That night, Irby went home and typed up an outline for the nonprofit program he would one day launch, Barbershop Books. Since entering graduate school to earn a master's degree in public administration at New York University (NYU), Irby has stocked six barbershops in the Brooklyn and Harlem with books. Now he's trying to expand the program to more than 250 barbershops within seven years.
The program is designed to be low-maintenance and low-cost. It entails a small wood case with 15 books in the barbershop's seating area. Barbers agree to encourage children to read while they wait. Unlike a library, children cannot check out books, though popular titles do get permanently borrowed, and Irby budgets enough to replace missing books each month. In the future, Irby hopes to hire college or graduate students to help oversee the reading spaces.
Participating barbershops are located in low-income neighborhoods where more than half of elementary school students are reading below grade level in the local school district. The program targets children between 4 and 8 years old because research suggests that's a critical period for developing literacy.
Last month, Irby and three classmates from the Robert F. Wagner School of Public Service at NYU were finalists in a student policy competition hosted by the University of Pennsylvania and the Governing Institute. While Irby's nonprofit already existed, his teammates helped him develop a fundraising strategy, a campaign strategy and projected annual budgets. The team's proposal is available here.
Governing spoke with Irby about the team's proposal and the future of Barbershop Books.
Why the focus on one gender as opposed to young black girls, too?
Girls generally score higher in reading and have much higher levels of reading proficiency than boys, and that’s actually across racial classifications. Black boys in particular consistently perform below other student groups.
What makes a barbershop a better environment for learning how to read than a public school or a public library?
That’s a good question. Why not libraries? Why not schools? Right now, more than 80 percent of all black boys in 4th grade across the nation and in New York City are not reading proficiently. The traditional approaches, they aren’t working, at least not for this population.
The Barbershop Books program is not a tutoring program. What Barbershop Books is doing is bringing books -- culturally relevant, age appropriate, gender responsive books -- that young black boys would want to read [and] bringing those books where boys are. Barbershops are an important part of the black community and the black culture. In these communities, you pretty much use the same barbers, so over the years, barbers really become like a member of the family.
Your solution goes around some of these traditional government institutions. Should I interpret that as an indictment about the effectiveness of schools and libraries in teaching literacy?
Schools are tasked with the job of educating children. That’s how our society has conceptualized schools. Yet, more than 80 percent of black boys are not reading at grade level, and ... [as you] move further through schools, the rates actually become worse.
I was a teacher and I taught my boys to read, but I also recognize that there are significant challenges that are outside of the school. Did schools create poverty? Are schools deciding how districts are drawn? There are a lot of structural issues that make schools less about transforming the lives of children and more about reproducing the social and economic stratification that already exists in society.
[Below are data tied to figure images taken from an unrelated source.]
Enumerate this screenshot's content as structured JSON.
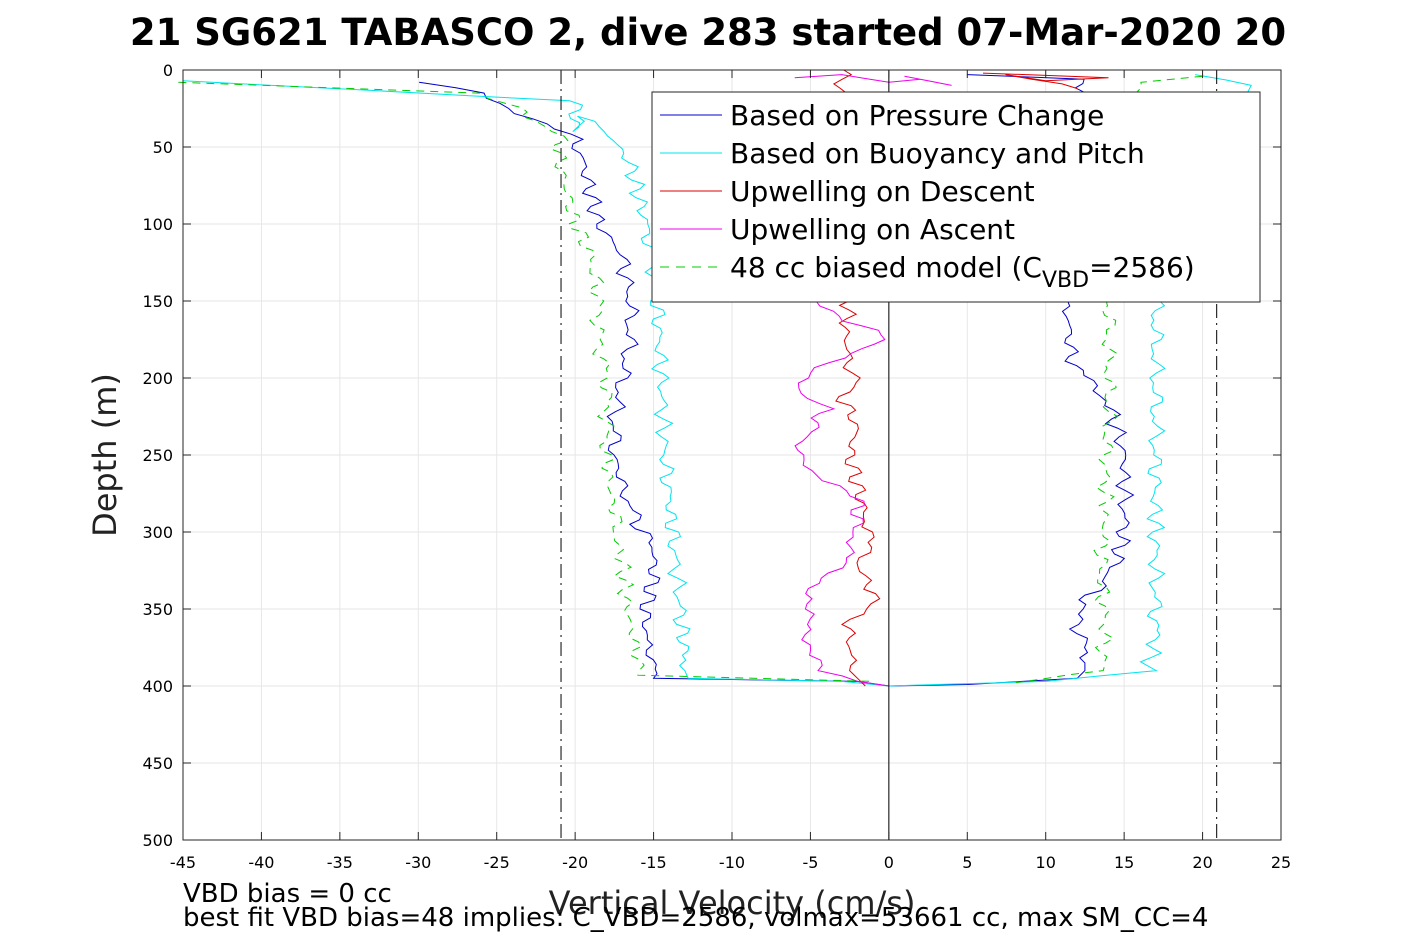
{
  "chart_data": {
    "type": "line",
    "title": "21 SG621 TABASCO 2, dive 283 started 07-Mar-2020 20",
    "xlabel": "Vertical Velocity (cm/s)",
    "ylabel": "Depth (m)",
    "xlim": [
      -45,
      25
    ],
    "ylim": [
      0,
      500
    ],
    "y_reversed": true,
    "grid": true,
    "x_ticks": [
      -45,
      -40,
      -35,
      -30,
      -25,
      -20,
      -15,
      -10,
      -5,
      0,
      5,
      10,
      15,
      20,
      25
    ],
    "y_ticks": [
      0,
      50,
      100,
      150,
      200,
      250,
      300,
      350,
      400,
      450,
      500
    ],
    "x_tick_labels": [
      "-45",
      "-40",
      "-35",
      "-30",
      "-25",
      "-20",
      "-15",
      "-10",
      "-5",
      "0",
      "5",
      "10",
      "15",
      "20",
      "25"
    ],
    "y_tick_labels": [
      "0",
      "50",
      "100",
      "150",
      "200",
      "250",
      "300",
      "350",
      "400",
      "450",
      "500"
    ],
    "vertical_reference_lines": [
      {
        "x": -20.9,
        "style": "dash-dot",
        "color": "#000000"
      },
      {
        "x": 20.9,
        "style": "dash-dot",
        "color": "#000000"
      },
      {
        "x": 0,
        "style": "solid",
        "color": "#000000"
      }
    ],
    "legend": {
      "placement": "top-right",
      "entries": [
        {
          "label": "Based on Pressure Change",
          "color": "#0000cc",
          "style": "solid"
        },
        {
          "label": "Based on Buoyancy and Pitch",
          "color": "#00e5ee",
          "style": "solid"
        },
        {
          "label": "Upwelling on Descent",
          "color": "#dd0000",
          "style": "solid"
        },
        {
          "label": "Upwelling on Ascent",
          "color": "#ee00ee",
          "style": "solid"
        },
        {
          "label_main": "48 cc biased model (C",
          "label_sub": "VBD",
          "label_end": "=2586)",
          "color": "#00cc00",
          "style": "dashed"
        }
      ]
    },
    "series": [
      {
        "name": "Based on Pressure Change",
        "color": "#0000cc",
        "dash": "",
        "x": [
          -30,
          -26,
          -24,
          -22,
          -20,
          -19.5,
          -19,
          -18.5,
          -17,
          -16.5,
          -16.5,
          -17,
          -17.5,
          -17.5,
          -17,
          -16.5,
          -16,
          -15,
          -15,
          -15.5,
          -15.5,
          -15,
          -15,
          -2,
          0
        ],
        "y": [
          8,
          15,
          25,
          35,
          45,
          60,
          80,
          100,
          120,
          150,
          175,
          200,
          225,
          250,
          270,
          280,
          295,
          310,
          330,
          350,
          370,
          380,
          395,
          397,
          400
        ]
      },
      {
        "name": "Based on Pressure Change",
        "color": "#0000cc",
        "dash": "",
        "x": [
          5,
          12,
          13,
          12.5,
          12,
          11.5,
          11,
          11,
          11.5,
          11.5,
          12,
          13,
          14,
          15,
          15,
          15,
          14.5,
          13.5,
          12,
          12,
          12.5,
          12.5,
          12.5,
          12,
          5,
          0
        ],
        "y": [
          3,
          6,
          20,
          50,
          80,
          100,
          120,
          150,
          160,
          180,
          195,
          205,
          215,
          250,
          270,
          300,
          320,
          335,
          350,
          360,
          375,
          385,
          390,
          395,
          399,
          400
        ]
      },
      {
        "name": "Based on Buoyancy and Pitch",
        "color": "#00e5ee",
        "dash": "",
        "x": [
          -45,
          -20,
          -20,
          -20,
          -18,
          -16.5,
          -16,
          -15.5,
          -15,
          -14.8,
          -14.5,
          -14.3,
          -14,
          -13.8,
          -13.5,
          -13.2,
          -13,
          -13,
          -12.8,
          -3,
          0
        ],
        "y": [
          7,
          20,
          40,
          30,
          40,
          60,
          80,
          100,
          125,
          150,
          200,
          250,
          280,
          300,
          330,
          360,
          380,
          390,
          395,
          397,
          400
        ]
      },
      {
        "name": "Based on Buoyancy and Pitch",
        "color": "#00e5ee",
        "dash": "",
        "x": [
          20,
          23,
          22,
          21,
          17,
          17,
          17,
          17,
          17,
          17,
          17,
          17,
          17,
          17,
          16.5,
          10,
          3,
          0
        ],
        "y": [
          3,
          10,
          30,
          60,
          100,
          150,
          175,
          200,
          225,
          250,
          280,
          300,
          330,
          370,
          390,
          397,
          399,
          400
        ]
      },
      {
        "name": "Upwelling on Descent",
        "color": "#dd0000",
        "dash": "",
        "x": [
          -3,
          -2.5,
          -2.8,
          -2.5,
          -2,
          -3,
          -2,
          -2.5,
          -2,
          -1.5,
          -1,
          -1.5,
          -2,
          -1,
          -1.5,
          -2.5,
          -2.5,
          -2.5,
          -2,
          -1.5
        ],
        "y": [
          0,
          150,
          170,
          190,
          200,
          215,
          230,
          250,
          270,
          290,
          300,
          310,
          320,
          340,
          350,
          360,
          380,
          390,
          395,
          400
        ]
      },
      {
        "name": "Upwelling on Descent",
        "color": "#dd0000",
        "dash": "",
        "x": [
          6,
          14,
          10,
          8,
          12
        ],
        "y": [
          2,
          5,
          7,
          3,
          12
        ]
      },
      {
        "name": "Upwelling on Ascent",
        "color": "#ee00ee",
        "dash": "",
        "x": [
          -5,
          -3,
          0,
          -4,
          -5,
          -6,
          -4,
          -5,
          -6,
          -5,
          -3,
          -2,
          -2,
          -2.5,
          -3,
          -4,
          -5,
          -5.5,
          -5,
          -5,
          -5,
          -4.5,
          -2,
          0
        ],
        "y": [
          150,
          160,
          175,
          190,
          200,
          210,
          220,
          235,
          250,
          260,
          270,
          280,
          300,
          310,
          320,
          330,
          340,
          350,
          360,
          370,
          380,
          390,
          397,
          400
        ]
      },
      {
        "name": "Upwelling on Ascent",
        "color": "#ee00ee",
        "dash": "",
        "x": [
          -6,
          -3,
          0,
          2,
          4,
          1
        ],
        "y": [
          5,
          3,
          8,
          6,
          10,
          4
        ]
      },
      {
        "name": "48 cc biased model",
        "color": "#00cc00",
        "dash": "8,6",
        "x": [
          -45,
          -26,
          -24,
          -23,
          -21,
          -21,
          -20.5,
          -20,
          -19,
          -18.5,
          -18.5,
          -18,
          -18,
          -18,
          -17.8,
          -17.5,
          -17.5,
          -17,
          -16.8,
          -16.5,
          -16,
          -16,
          -1
        ],
        "y": [
          8,
          15,
          22,
          30,
          40,
          60,
          80,
          100,
          120,
          150,
          175,
          200,
          225,
          250,
          270,
          290,
          300,
          320,
          340,
          360,
          380,
          393,
          397
        ]
      },
      {
        "name": "48 cc biased model",
        "color": "#00cc00",
        "dash": "8,6",
        "x": [
          20,
          16,
          15,
          14,
          14,
          14,
          14,
          14,
          14,
          13.8,
          13.8,
          13.7,
          13.5,
          13.8,
          13.6,
          8
        ],
        "y": [
          4,
          8,
          30,
          60,
          100,
          150,
          175,
          200,
          225,
          250,
          280,
          300,
          330,
          360,
          390,
          398
        ]
      }
    ],
    "annotations": [
      "VBD bias = 0 cc",
      "best fit VBD bias=48 implies: C_VBD=2586, volmax=53661 cc, max SM_CC=4"
    ]
  }
}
Early education reformers viewed schools as this place that can level the playing field, as this place where regardless of your zip code or family, having access to a public school makes it so that where you come from doesn’t dictate where you go. The reality is that all too often, schools simply reproduce whatever inequalities already exist.
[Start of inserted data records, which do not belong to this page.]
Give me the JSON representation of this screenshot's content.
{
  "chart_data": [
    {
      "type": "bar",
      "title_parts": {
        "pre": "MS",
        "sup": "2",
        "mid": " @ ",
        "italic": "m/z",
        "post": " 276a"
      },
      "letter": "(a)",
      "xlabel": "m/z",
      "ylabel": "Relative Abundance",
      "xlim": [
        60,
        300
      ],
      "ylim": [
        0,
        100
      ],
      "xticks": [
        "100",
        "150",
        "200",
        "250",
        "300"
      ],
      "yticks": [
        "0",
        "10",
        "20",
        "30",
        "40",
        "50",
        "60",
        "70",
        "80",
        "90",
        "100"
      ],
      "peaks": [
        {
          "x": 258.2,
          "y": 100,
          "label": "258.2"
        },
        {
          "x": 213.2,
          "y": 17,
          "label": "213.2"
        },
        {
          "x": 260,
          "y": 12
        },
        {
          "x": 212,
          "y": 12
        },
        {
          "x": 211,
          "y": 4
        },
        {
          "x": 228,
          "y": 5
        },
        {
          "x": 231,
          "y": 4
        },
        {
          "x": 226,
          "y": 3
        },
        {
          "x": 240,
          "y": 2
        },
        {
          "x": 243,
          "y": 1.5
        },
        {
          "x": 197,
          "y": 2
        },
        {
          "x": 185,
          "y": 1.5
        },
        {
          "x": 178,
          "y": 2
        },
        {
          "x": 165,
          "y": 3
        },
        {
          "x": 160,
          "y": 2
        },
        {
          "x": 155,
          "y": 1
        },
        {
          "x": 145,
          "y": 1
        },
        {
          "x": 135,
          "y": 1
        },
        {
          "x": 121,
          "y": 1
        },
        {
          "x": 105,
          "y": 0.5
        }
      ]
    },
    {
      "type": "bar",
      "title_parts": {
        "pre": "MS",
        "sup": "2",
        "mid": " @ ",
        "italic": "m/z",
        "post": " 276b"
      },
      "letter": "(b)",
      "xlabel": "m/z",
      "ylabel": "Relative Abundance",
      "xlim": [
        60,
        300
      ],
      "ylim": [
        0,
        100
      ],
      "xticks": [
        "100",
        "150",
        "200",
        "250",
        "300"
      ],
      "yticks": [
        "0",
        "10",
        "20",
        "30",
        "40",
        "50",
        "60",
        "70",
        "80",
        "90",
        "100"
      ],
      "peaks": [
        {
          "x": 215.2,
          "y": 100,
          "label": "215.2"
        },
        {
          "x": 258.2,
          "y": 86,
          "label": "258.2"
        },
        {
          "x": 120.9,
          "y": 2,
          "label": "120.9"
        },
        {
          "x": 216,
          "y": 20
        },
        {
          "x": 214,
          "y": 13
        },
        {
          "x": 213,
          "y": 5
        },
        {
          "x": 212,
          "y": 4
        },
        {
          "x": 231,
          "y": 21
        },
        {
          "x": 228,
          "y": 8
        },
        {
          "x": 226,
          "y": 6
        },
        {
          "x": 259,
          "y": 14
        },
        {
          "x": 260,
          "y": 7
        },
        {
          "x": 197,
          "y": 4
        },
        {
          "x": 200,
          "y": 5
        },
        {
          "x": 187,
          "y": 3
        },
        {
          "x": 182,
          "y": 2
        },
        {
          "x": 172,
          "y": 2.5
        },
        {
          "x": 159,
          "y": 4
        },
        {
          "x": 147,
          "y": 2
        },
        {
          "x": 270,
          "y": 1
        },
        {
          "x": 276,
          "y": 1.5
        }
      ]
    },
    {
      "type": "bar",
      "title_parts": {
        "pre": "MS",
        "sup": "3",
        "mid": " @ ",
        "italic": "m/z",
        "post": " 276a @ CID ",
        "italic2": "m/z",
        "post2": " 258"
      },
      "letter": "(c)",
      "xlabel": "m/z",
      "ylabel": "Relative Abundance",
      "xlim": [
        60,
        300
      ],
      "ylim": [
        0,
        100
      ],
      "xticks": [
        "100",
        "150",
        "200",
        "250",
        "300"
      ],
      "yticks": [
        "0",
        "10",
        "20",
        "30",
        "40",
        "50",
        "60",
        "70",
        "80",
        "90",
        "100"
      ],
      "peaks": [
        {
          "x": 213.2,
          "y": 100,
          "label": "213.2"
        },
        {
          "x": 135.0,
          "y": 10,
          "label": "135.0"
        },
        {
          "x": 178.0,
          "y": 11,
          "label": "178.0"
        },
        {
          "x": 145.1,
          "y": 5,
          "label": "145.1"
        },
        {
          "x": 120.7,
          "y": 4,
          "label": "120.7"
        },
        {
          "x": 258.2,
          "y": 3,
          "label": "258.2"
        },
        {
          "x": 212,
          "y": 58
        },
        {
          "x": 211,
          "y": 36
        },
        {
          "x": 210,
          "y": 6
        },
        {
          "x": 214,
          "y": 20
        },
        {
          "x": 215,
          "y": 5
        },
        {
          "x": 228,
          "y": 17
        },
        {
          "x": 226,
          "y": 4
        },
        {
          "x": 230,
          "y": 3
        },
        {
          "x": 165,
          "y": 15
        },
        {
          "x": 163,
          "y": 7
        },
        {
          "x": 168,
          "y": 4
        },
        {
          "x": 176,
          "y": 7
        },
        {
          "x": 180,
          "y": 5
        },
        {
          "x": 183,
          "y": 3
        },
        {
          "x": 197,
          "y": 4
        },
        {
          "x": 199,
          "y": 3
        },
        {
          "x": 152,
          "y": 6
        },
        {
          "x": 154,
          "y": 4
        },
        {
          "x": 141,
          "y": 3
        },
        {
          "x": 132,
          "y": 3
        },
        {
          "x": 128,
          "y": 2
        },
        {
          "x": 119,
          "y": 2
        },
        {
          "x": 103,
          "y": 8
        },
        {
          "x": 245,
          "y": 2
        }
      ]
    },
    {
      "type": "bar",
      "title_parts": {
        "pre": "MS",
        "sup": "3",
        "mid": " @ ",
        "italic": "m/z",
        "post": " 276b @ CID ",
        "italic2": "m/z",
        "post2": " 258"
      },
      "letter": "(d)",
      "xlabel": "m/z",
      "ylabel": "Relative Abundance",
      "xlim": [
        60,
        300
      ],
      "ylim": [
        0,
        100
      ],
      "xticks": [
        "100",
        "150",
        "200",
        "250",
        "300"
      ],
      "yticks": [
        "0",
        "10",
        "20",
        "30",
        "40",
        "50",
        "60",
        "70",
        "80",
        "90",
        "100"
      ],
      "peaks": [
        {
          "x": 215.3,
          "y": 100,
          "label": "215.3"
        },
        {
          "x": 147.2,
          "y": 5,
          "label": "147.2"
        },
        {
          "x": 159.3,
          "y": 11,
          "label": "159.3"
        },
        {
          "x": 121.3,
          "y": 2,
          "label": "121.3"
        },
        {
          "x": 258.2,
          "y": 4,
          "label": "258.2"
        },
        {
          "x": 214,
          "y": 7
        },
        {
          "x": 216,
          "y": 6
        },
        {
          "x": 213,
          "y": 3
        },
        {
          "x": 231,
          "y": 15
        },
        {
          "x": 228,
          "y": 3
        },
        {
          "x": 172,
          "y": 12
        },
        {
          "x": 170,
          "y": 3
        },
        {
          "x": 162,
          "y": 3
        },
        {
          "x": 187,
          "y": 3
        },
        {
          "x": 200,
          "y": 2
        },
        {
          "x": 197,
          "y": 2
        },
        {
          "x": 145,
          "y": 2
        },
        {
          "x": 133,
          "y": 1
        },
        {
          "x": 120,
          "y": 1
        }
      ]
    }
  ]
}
Would Barbershop Books engage public librarians or school teachers?
We already have. [When] we conducted a few reading events in barbershops, we created flyers and distributed them to local schools in the area and to local libraries. We also collected library card applications from the library and distributed them at the event.
What’s been the reception at schools?
We reached out to the parent coordinators, principals and assistant principals. There is definitely support for this type of work in communities. Teachers, principals, they get it. They know that reading for fun outside of schools is essential for students to progress in terms of their reading achievement.
What would be different about a literacy program in a barbershop as opposed to a library or school?
I’m convinced that there’s a significant number of black boys who don’t associate reading with being black. I want you to take a moment and ponder this question: What does it mean for millions of black boys to never see a black male reading? Never. We don’t have black male teachers. Less than 2 percent of American teachers are black males and that’s across the board, all grades. If you get down to the critical reading period, pre-k to third grade, it’s less. If you look at the high rates of single-parent households where mothers are the primary adult figure in boys’ lives, then we add another layer. So we have a situation where millions of black boys, thousands here in New York City, never see [an adult] black male engage with books.
It doesn’t mean that they can’t be engaged by books. Many of the things that interest boys, and black boys in particular, are not the type of material chosen in many early childhood classrooms. There’s been research to show that boys prefer books with a male main character and that are action-oriented. Many early childhood classrooms don’t use reading materials that reflect their reading preferences.
*CORRECTION: Barbershop Books currently operates in Harlem and Brooklyn. An earier version incorrectly stated that it was in the Bronx.